Dashiell Hedayat

Dashiell Hedayat

Biographie

    J’ai desserré mon nœud de cravate, je pince les cordes d’une invisible guitare électrique, je me déhanche dans mes cuirs imaginaires, me revoici la pop star inconnue que je fus, la figure légendaire de l’underground parisien des early seventies – yeah ! je suis Dashiell Hedayat, je joue Obsolete. Je me lance dans ce long crescendo de la face B, Cielo drive.
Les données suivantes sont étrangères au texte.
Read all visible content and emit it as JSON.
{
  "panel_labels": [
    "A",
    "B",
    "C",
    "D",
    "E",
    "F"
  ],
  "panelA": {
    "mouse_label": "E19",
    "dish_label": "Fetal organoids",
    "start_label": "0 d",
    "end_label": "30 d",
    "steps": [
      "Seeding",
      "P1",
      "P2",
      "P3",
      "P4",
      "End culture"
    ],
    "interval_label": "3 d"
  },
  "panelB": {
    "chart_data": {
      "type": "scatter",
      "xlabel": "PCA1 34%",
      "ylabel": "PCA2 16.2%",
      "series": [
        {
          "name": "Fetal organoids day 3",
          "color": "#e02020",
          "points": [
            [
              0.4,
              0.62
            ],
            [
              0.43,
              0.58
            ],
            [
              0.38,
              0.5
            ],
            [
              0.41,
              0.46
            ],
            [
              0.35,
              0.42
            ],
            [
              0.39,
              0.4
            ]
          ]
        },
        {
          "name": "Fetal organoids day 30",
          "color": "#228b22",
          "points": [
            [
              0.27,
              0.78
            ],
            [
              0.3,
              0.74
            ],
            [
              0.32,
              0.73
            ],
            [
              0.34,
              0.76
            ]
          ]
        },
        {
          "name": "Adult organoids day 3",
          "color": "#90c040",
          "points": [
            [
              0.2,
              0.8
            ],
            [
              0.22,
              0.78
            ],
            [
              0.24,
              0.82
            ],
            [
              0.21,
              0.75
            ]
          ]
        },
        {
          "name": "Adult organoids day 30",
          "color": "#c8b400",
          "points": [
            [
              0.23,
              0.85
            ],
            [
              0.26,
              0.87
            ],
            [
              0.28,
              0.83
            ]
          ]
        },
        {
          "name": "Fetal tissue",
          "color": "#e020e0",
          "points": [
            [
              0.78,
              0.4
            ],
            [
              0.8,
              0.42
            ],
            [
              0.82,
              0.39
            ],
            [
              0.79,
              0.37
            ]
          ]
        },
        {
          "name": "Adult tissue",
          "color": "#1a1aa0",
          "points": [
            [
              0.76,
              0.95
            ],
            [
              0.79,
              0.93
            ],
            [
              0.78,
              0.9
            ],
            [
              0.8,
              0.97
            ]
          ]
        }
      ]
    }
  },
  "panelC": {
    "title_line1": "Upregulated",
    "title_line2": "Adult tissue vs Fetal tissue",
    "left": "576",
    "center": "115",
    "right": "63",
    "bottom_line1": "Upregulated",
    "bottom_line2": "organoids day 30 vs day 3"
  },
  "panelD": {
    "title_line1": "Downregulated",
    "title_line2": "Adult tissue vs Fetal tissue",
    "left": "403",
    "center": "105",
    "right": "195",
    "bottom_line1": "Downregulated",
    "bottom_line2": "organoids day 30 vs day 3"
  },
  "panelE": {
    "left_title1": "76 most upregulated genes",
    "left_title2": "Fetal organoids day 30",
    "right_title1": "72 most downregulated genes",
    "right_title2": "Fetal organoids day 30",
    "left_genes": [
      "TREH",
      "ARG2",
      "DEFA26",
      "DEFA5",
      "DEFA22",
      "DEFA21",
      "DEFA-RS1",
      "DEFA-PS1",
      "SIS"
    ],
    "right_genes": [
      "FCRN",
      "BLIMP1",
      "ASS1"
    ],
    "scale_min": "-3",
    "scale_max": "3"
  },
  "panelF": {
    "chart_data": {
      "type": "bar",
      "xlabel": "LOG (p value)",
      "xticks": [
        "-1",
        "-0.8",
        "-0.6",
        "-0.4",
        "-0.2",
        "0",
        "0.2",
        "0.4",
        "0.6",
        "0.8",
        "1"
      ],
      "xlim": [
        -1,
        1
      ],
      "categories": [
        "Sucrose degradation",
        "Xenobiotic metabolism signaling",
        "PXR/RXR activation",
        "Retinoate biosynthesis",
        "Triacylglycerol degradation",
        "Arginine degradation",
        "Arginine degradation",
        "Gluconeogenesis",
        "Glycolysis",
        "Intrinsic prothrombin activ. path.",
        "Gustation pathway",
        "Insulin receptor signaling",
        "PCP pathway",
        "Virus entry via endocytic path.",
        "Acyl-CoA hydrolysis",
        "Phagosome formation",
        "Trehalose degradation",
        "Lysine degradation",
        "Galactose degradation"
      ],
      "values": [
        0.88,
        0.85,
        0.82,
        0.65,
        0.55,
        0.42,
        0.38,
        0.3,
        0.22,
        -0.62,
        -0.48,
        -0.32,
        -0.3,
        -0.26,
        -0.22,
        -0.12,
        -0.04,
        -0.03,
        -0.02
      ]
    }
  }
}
    Depuis que j’ai assigné un terme à ma vie, qui n’est autre que l’invivable, et que je vois s’amenuiser le vivable de jour en jour, de plus en plus souvent mon passé me revient ainsi par bouffées, sans que je le sollicite, comme ces fantasmes qui s’imposent soudain à nous avec toute l’insistance du désir au milieu de la morne routine quotidienne ; des souvenirs de jeunesse que j’aurais crus sinon à jamais effacés, du moins très affadis. Mais l’affect m’assaille, vivace, acide : sons et couleurs électriques, odeur de hasch, flashes, décomposition du spectre lumineux, stridences des guitares slide, sueur et encens, volutes de fumée bleue, frisson du bois crissant sur la peau tendue d’une caisse claire, cuir moite du col comme un baiser au cou, cheveux dans les yeux, envolée d’un solo alors, ivresse, brefs riffs assourdissants et glissandos en vrille à la Jimi Hendrix.

    Plus que souvenirs, moins que souvenirs, sensations, pures sensations : fatigue heureuse d’une nuit de défonce et d’impros, rémanence du tempo dans l’oreille et les os, lumière noire, amère saveur de l’herbe, quelques brins coincés entre les dents, envie à la fois de pleurer et de rire, hébétudes, états limites, proches de la folie… Plaisir violent et neuf que je retrouve intact, sans ce flou habituel dont la nostalgie voile le passé, l’ombre au pastel, en estompe avec les joies et les souffrances. Aucun regret, si ce n’est de l’énergie qui m’animait alors, qui me faisait consentir à la cruauté de l’existence, sa beauté rimbaldienne. Aubes batailleuses à Soho ! Dans Wardour Street, les reflets des néons criards qui sur le fog jaune sale écrivaient Night… L’instant où le feu de croisement dont seul clignotait l’orange reprenait son mode diurne d’alternance tricolore, que nous attendions comme une promesse faite à nous seuls… Le cérémonial du shit et du shilom dans cet obscur basement tendu de vinyle bordeaux, à Bayswater, sous la reproduction d’un tryptique de Bacon ; j’y étais trois fois cet homme livide, malade, nu : – sous une ampoule nue, – aux chiottes, – vomissant dans le lavabo… Blues… Rock… Séances de pose avec Mick Rock, le photographe des stars… « And all that… », répétait inlassablement l’ami Syd Barrett, bottine de cuir orange au pied gauche, de cuir bleu au pied droit, campé sur son parquet aux lames peintes alternativement en bleu et orange, définitivement perdu dans son trip.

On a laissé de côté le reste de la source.